Activision Blizzard has determined it did not ignore reports of harassment at the company.
Activision Blizzard has determined it did not ignore reports of harassment at the company. / Activision Blizzard

An internal review conducted by Activision Blizzard has found no evidence of executive's ignoring harassment reports, the company announced Thursday.

"Contrary to many of the allegations, the board and its external advisors have determined that there is no evidence to suggest that Activision Blizzard senior executives ever intentionally ignored or attempted to downplay the instances of gender harassment that occurred and were reported," reads the summary of the report Activision Blizzard released publicly.

Activision Blizzard says its board members brought on "external advisors" to aid in its review of past incidents of harassment, going over source documents such as notes from interviews with involved employees. They also conducted additional interviews with current and former employees.

"Contrary to many of the allegations, the Board and its external advisors have determined that there is no evidence to suggest that Activision Blizzard senior executives ever intentionally ignored or attempted to downplay the instances of gender harassment that occurred and were reported. That work also has not unearthed any evidence, directly or indirectly, suggesting any attempt by any senior executive or employee to conceal information from the Board," reads the summary.

The report does not address reporting by the Wall Street Journal indicating CEO Bobby Kotick overruled a decision by the HR department that a co-head of its studio, Treyarch, be fired over an allegation of sexual harassment. Instead, it says the company has "appropriately disciplined and exited employees to ensure that our practices match our policies."

Neither does the company address a report that Kotick himself had threatened to have an assistant killed, nor an arbitration settlement Kotick made with a flight attendant on a private jet he co-owned who claimed he fired her as retaliation for complaining about sexual harassment. Kotick has previously apologized for the former incident.

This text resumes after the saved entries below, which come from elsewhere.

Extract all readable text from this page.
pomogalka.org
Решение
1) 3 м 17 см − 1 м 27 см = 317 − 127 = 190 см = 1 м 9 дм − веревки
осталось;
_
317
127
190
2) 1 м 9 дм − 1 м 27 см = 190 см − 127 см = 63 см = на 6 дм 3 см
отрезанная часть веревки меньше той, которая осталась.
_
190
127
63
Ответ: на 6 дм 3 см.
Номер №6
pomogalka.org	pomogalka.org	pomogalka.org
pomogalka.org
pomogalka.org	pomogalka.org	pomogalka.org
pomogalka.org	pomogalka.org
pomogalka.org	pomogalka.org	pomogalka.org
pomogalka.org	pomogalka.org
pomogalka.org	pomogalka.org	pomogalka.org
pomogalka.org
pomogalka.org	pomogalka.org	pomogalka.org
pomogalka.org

The report makes a point of attacking the California Department of Fair Employment and Housing for, in Activision Blizzard's view, making "highly inflammatory, made-for-press allegations," and going beyond the remit of its original lawsuit against the company. The tone is similar to that Activision Blizzard deployed when the lawsuit was initially announced, when it described the suit as "meritless and irresponsible." More than 2,000 current and former Activision Blizzard employees signed a letter condemning that response, and Kotick apologized for it in a subsequent open letter.

Activision Blizzard's report took issue with the media's coverage of the multiple lawsuits against it for workplace violations, calling it an "unrelenting barrage of media criticism that attempts to paint the entire Company (and many innocent employees) with the stain of a very small portion of our employee population who engaged in bad behavior and were discipline for it."

"Like any organization that has employed over 25,000 employees over the last decade, Activision Blizzard can always improve. As the leadership team has acknowledged many times over the past year, there have been instances where the standards we set for ourselves have not been met and people were let down. But we are not a company that looks the other way. We learn from our experiences to get better. And we are better and stronger and even more committed to an exemplary workplace because of the experiences of the last year," the report reads.

Activision Blizzard settled a sexual harassment and discrimination lawsuit with the Equal Employment Opportunity Commission earlier this year. It remains engaged in one filed by the DFEH. A group of 12 current and former employees formed an anti-discrimination committee for the company in May.

"At the end of the day, I would like to go into work and not have to think about anything but my work," committee member and Blizzard senior motion graphic designer Emily Knief told The Washington Post at the time. "But based on everything that has been happening, even well before it broke through the headlines, it has been taking up a sizable portion of my day, having to think about the inaction of leadership."

Activision Blizzard still has yet to respond to the committee's demands.